Devo anche premettere che sono arrivato alla parola molto tardi, avevo 35 anni e che per lungo tempo ho scritto narrativa, saggi e teatro.

  • Erika: Perché il poeta preferisce scrivere in dialetto piuttosto che nella lingua italiana più diffusa in Italia?

Franco Loi: Non che abbia preferito “scrivere in dialetto” - sarebbe meglio dire in “lingua popolare”- ma, come ha scritto Franco Brevini, non sono io che ho scelto il milanese o genovese o parmiggiano o le altre lingue della mia esperienza, ma io sono stato scelto dalle lingue. Il che si può anche tradurre con il fatto che, avendo vissuto tanta parte delle mie esperienze in mezzo al popolo che parlava quelle lingue, esse sono entrate in me con le vicende della vita senza che io ne fossi consapevole.
Intendo anche precisare che, nel momento in cui mi sono messo a scrivere versi, avendo avuto un padre sardo, e semmai genovese di crescita, e una madre parmigiana, e avendo imparato l'italiano a scuola, sono sempre stato convinto che la mia lingua fosse l'italiano. Ma in quel lontano 1965, volendo parlare della guerra e della condizione sociale della mia gente, mi parve subito assurdo dover usare l'italiano. Tanto più che allora tutti a Milano parlavano il milanese ed io avevo vissuto le vicende più forti e terribili della mia vita – la guerra, le fucilazioni, il lavoro, le amicizie della prima adolescenza – in lingua popolare. Certo, ci sono stati anche motivi letterari: la consunzione neoclassica dell'italiano e l'impulso ricevuto dalla lettura del romanesco Belli, la coscienza che anche Dante aveva scritto in volgare toscano in epoca colta latina, e che persino Pascoli era stato accusato di scrivere in romagnolo molte delle sue poesie.
Se la sua domanda, poi, si riferisce anche alla sua diffusione, sappiano che essa è più sottoposta a regole politico-giornalistiche che al veicolo linguistico. Non credo che la diffusione di un'opera sia un buon criterio per giudicare il valore dell'opera stessa.
Nell'Italia degli anni '30 erano certi più diffusi Guido da Verona o Pitigrilli che non Ungaretti o Montale o Saba.
D'Altra parte, non è forse vero che, se si vuol capire come viveva la gente del Cinquecento, occorra far ricorso a Teofilo Folengo o piuttosto che all'Ariosto e al Tasso? E se vuoi capire il passaggio culturale dal Sette all' Ottocento e comprendere il Romanticismo italiano siano necessario Carlo Porta e tutti i milanesi a cominciare dal Maggi e il romano Giochino Belli insieme a Giacomo Leopardi.
Non dobbiamo dimenticare che l'italiano è scaturito dall'alta aristocrazia e dalla tradizione petrarchesca ed è stato sancito dagli studiosi Asolani nel Cinquecento, e che ancora nel primo   Novecento soltanto il 2,3% degli italiani parlava quell'italiano, e che è occorso un genocidio scolastico e la congiunzione con la televisione di stato per imporre agli italiani quell'italiano.
Ne vediamo le conseguenze oggi, quando le persone non usano più parlare le loro lingue e però anche “l'italiano” sta scomparendo, non avendo più il serbatoio popolare a cui attingere, mentre già si parla d'imporre l'inglese imperiale.
E se poi parliamo di diffusione nel mondo, non sono forse lo spagnolo e il cinese le lingue più diffuse?

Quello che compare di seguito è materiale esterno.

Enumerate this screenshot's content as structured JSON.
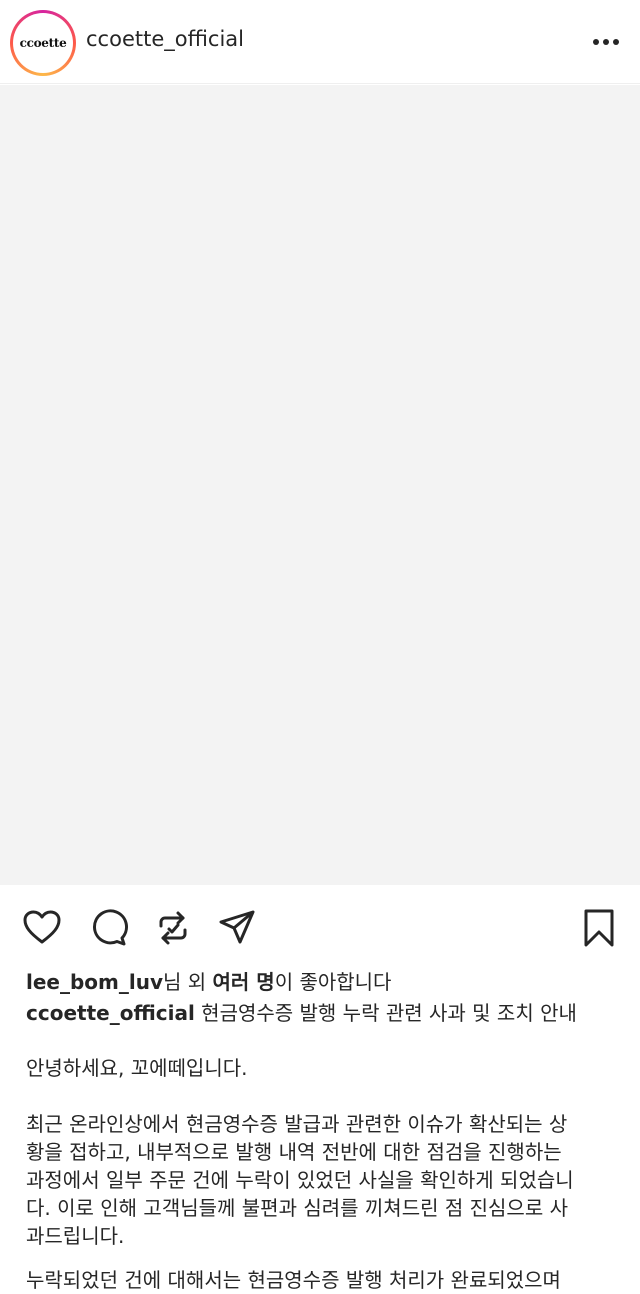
{
  "header": {
    "avatar_logo": "ccoette",
    "username": "ccoette_official",
    "more_icon": "more-horizontal-icon"
  },
  "post": {
    "image_placeholder_color": "#f3f3f3"
  },
  "actions": {
    "icons": [
      "heart-icon",
      "comment-icon",
      "repost-icon",
      "share-icon",
      "bookmark-icon"
    ]
  },
  "likes": {
    "liker": "lee_bom_luv",
    "middle": "님 외 ",
    "others": "여러 명",
    "suffix": "이 좋아합니다"
  },
  "caption": {
    "username": "ccoette_official",
    "title": " 현금영수증 발행 누락 관련 사과 및 조치 안내"
  },
  "body": {
    "greeting": "안녕하세요, 꼬에떼입니다.",
    "paragraph1_lines": [
      "최근 온라인상에서 현금영수증 발급과 관련한 이슈가 확산되는 상",
      "황을 접하고, 내부적으로 발행 내역 전반에 대한 점검을 진행하는",
      "과정에서 일부 주문 건에 누락이 있었던 사실을 확인하게 되었습니",
      "다. 이로 인해 고객님들께 불편과 심려를 끼쳐드린 점 진심으로 사",
      "과드립니다."
    ],
    "paragraph2_partial": "누락되었던 건에 대해서는 현금영수증 발행 처리가 완료되었으며"
  },
  "colors": {
    "text": "#262626",
    "ring_start": "#d6249f",
    "ring_end": "#fdb94a",
    "image_bg": "#f3f3f3"
  }
}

  • Erika: Nella sua poesia emergono l'amore per l'umanità ma anche una fede senza misura. Quali sono i temi di maggior ricorrenza nel suo lavoro poetico?

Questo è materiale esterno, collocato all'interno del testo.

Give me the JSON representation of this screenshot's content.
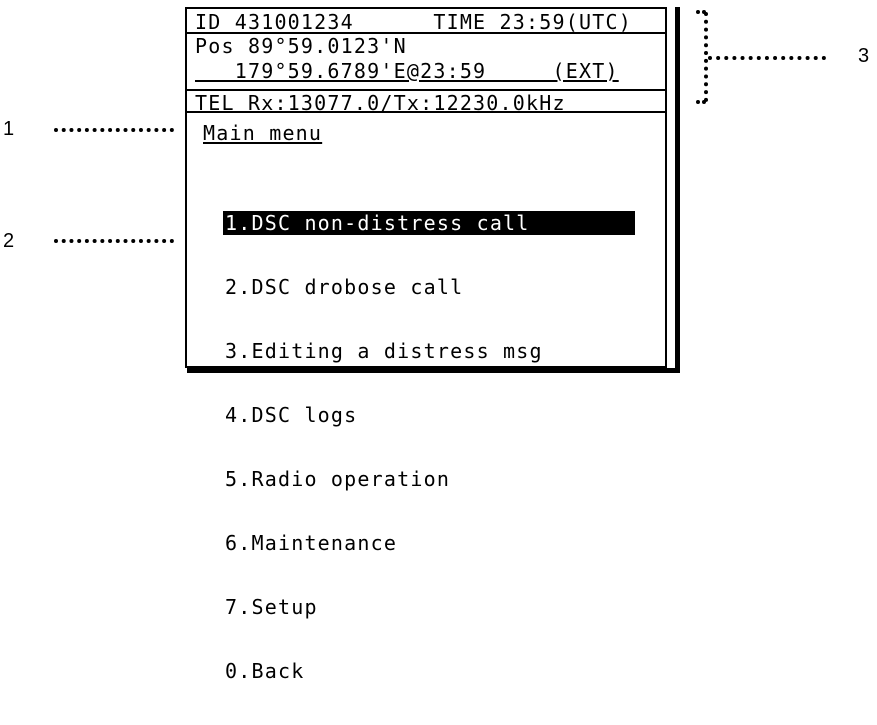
{
  "status": {
    "id_line": "ID 431001234      TIME 23:59(UTC)",
    "pos_line1": "Pos 89°59.0123'N",
    "pos_line2": "   179°59.6789'E@23:59     (EXT)",
    "tel_line": "TEL Rx:13077.0/Tx:12230.0kHz"
  },
  "menu": {
    "title": "Main menu",
    "items": [
      "1.DSC non-distress call",
      "2.DSC drobose call",
      "3.Editing a distress msg",
      "4.DSC logs",
      "5.Radio operation",
      "6.Maintenance",
      "7.Setup",
      "0.Back"
    ],
    "selected_index": 0
  },
  "callouts": {
    "c1": "1",
    "c2": "2",
    "c3": "3"
  }
}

Franco Loi: Come rispondere? Penso che non ci siano “temi”, che, del resto, presuppongo un approccio intellettuale alla versificazione. C'è la mia vita, e la vita di tanti altri che ho conosciuto nelle mie esperienze in tanti luoghi d'Italia. Inoltre un uomo è attraversato da una infinità di cose: emozioni, sensazioni, pensieri, momenti di coscienza e momenti di sonno, vibrazioni naturali, influssi di astri. Ogni momento della vita vissuto intensamente può essere ragione di una poesia. L'impulso a scrivere, non viene da un “tema” , ma dal bisogno di dire e di dirsi. Così si può parlare dei genitori, del lavoro, di una passeggiata a piedi, di una corsa in auto, del bisogno o esperienza di Dio, di un paesaggio, di paura, di dolore, di gioia, degli amici, dell'amore per una donna, della ricerca di Dio, di un bel tramonto, o della guerra, della morte, dell'ingiustizia sociale o della cattiva politica del governati, del tradimento delle chiese o dei sogni degli uomini. Non c'è limite alla poesia, in nessun senso. Sa cosa risponde Dostoevskij a chi gli chiedeva da che idea partisse nello scrivere 'L'idiota? “io non parto mai da un'idea, ma dalle mie esperienze,dalla gente che ho conosciuto... e, del resto, si tratta sempre del mio unico romanzo e dei miei soliti personaggi”.
Quando, recentemente, è uscita da Garzanti una lunga intervista sulla mia vita e sul mio pensiero, con un DVD con lettura di mie poesia, ho anche detto che “la mia vita è certamente nelle poesie”.
E devo far notare che le mie poesie non hanno titolo appunto perché, come scriveva Eluard, “la poesia è ininterrotta”, appunto come il respiro.

  • Erika: Ci sono suoni, rumori, ripetizioni che ci fanno sentire un certo brivido quando leggiamo la sua poesia. Come avverte la giusta musicalità un poeta? E come fa il poeta a sentire questi suoni, il loro inizio e il termine? Come riesce a fermare i suoni e le voci che si nascondono tra questi suoni, luci e ombra?

Franco Loi: Questa è una domanda la cui risposta necessiterebbe di un libro. Ma è la parola stessa che è fatta di suoni, tanto più in milanese che è lingua consonantica, mentre l'italiano è vocalico.
Penso che la musicalità sia una specie di sintesi tra il sentieri del poeta e l'emozione del rapporto con le cose e le persone o col proprio essere più profondo, o anche con i limiti del nostro abituale Io. Dobbiamo anche tener conto del fatto che tutto nel cosmo vibra e giunge a noi col suo impulso di luce e suono. La poesia è il tentativo di far sentire nel vibrare delle parole quel che suscita in noi ogni nostro rapporto con la vita. Non si tratta di “giustezza” pensata e commisurata, ma di un naturale aderire al vibrare che noi avvertiamo della luce e del suono esperiti. L'inizio è, come ho anticipato con Dante, nel movimento d'amore che suscita in noi il vivere. Quando l'Amore – maiuscolo perché è movimento totale – non è confondibile con altri impulsi amorosi.